单点时限: 0.5 sec
内存限制: 256 MB
In the beginning, there were no primes, or numbers. And God said, “let there be numbers,” and there were numbers. God thought that it might be a beautiful thing to have some of these numbers added up, and he called some of the sums “primes”.
Some scholars argued that there should be no more than $8$ numbers God first created, as the largest prime written in these ancient books was $233$. But others found this not convincing, as it was debatable whether $233$ was a prime.

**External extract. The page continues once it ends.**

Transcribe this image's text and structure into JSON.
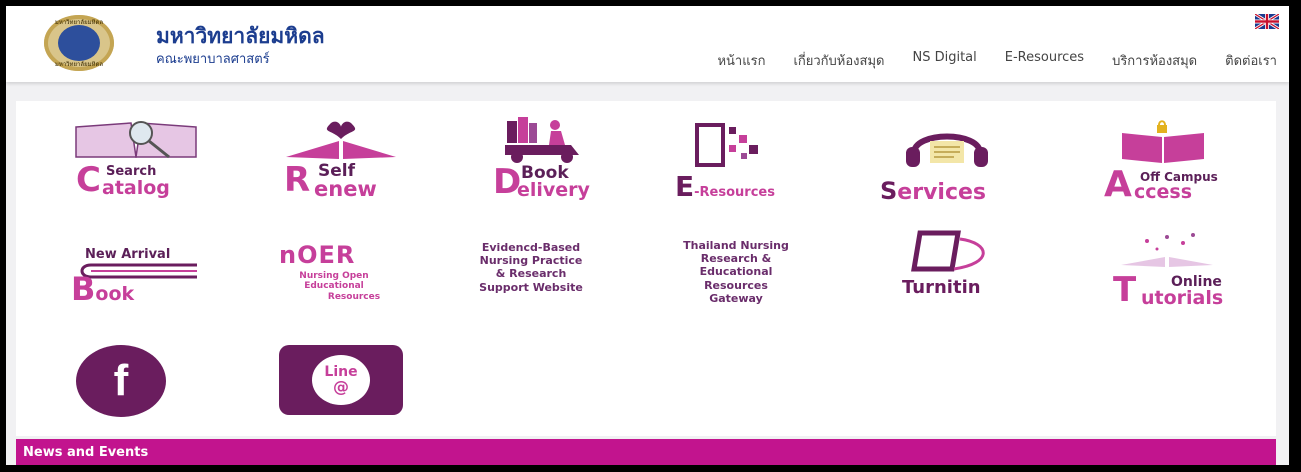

If the legend somehow confuses you, here is a more formal version:
Find out the smallest positive integer $k$ such that there is a set (non-repeated) of positive integers $X$ where $|X|=k$, and any prime number in ${1,2,\ldots,n}$ can be expressed as the sum of a subset of $X$.
The input only consists of one line $n$ ($1 \le n \le 233$).

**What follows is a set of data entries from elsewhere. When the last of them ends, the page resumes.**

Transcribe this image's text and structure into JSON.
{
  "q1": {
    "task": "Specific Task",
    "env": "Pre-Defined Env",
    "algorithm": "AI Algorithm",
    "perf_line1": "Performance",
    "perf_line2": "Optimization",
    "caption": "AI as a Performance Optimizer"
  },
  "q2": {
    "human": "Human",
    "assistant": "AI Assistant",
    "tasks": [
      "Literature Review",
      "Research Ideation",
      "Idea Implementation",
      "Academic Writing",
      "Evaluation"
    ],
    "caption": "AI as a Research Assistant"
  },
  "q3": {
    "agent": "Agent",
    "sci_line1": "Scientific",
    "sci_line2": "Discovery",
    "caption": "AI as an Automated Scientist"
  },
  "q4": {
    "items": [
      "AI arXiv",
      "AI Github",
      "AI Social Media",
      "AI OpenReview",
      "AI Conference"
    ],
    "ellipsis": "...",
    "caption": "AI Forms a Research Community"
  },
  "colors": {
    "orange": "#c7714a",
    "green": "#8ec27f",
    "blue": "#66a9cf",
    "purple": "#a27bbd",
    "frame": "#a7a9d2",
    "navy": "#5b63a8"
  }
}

Output the smallest $k$ in the first line.
Then output $k$ positive integers separated with space, denoting $X$. You can output the set in any order you want. The numbers should be distinct. You should not output any number larger than $10^9$. (it doesn’t make sense anyway.)
2
1 2
5
2 2 3
10
3 2 1 4
Explanation of example 3: primes no larger than $10$ are $2, 3, 5, 7$. $2=2$, $3=1+2$, $5=1+4$, $7=1+2+4$.
Hint: The time limit is deliberately set to be very tight.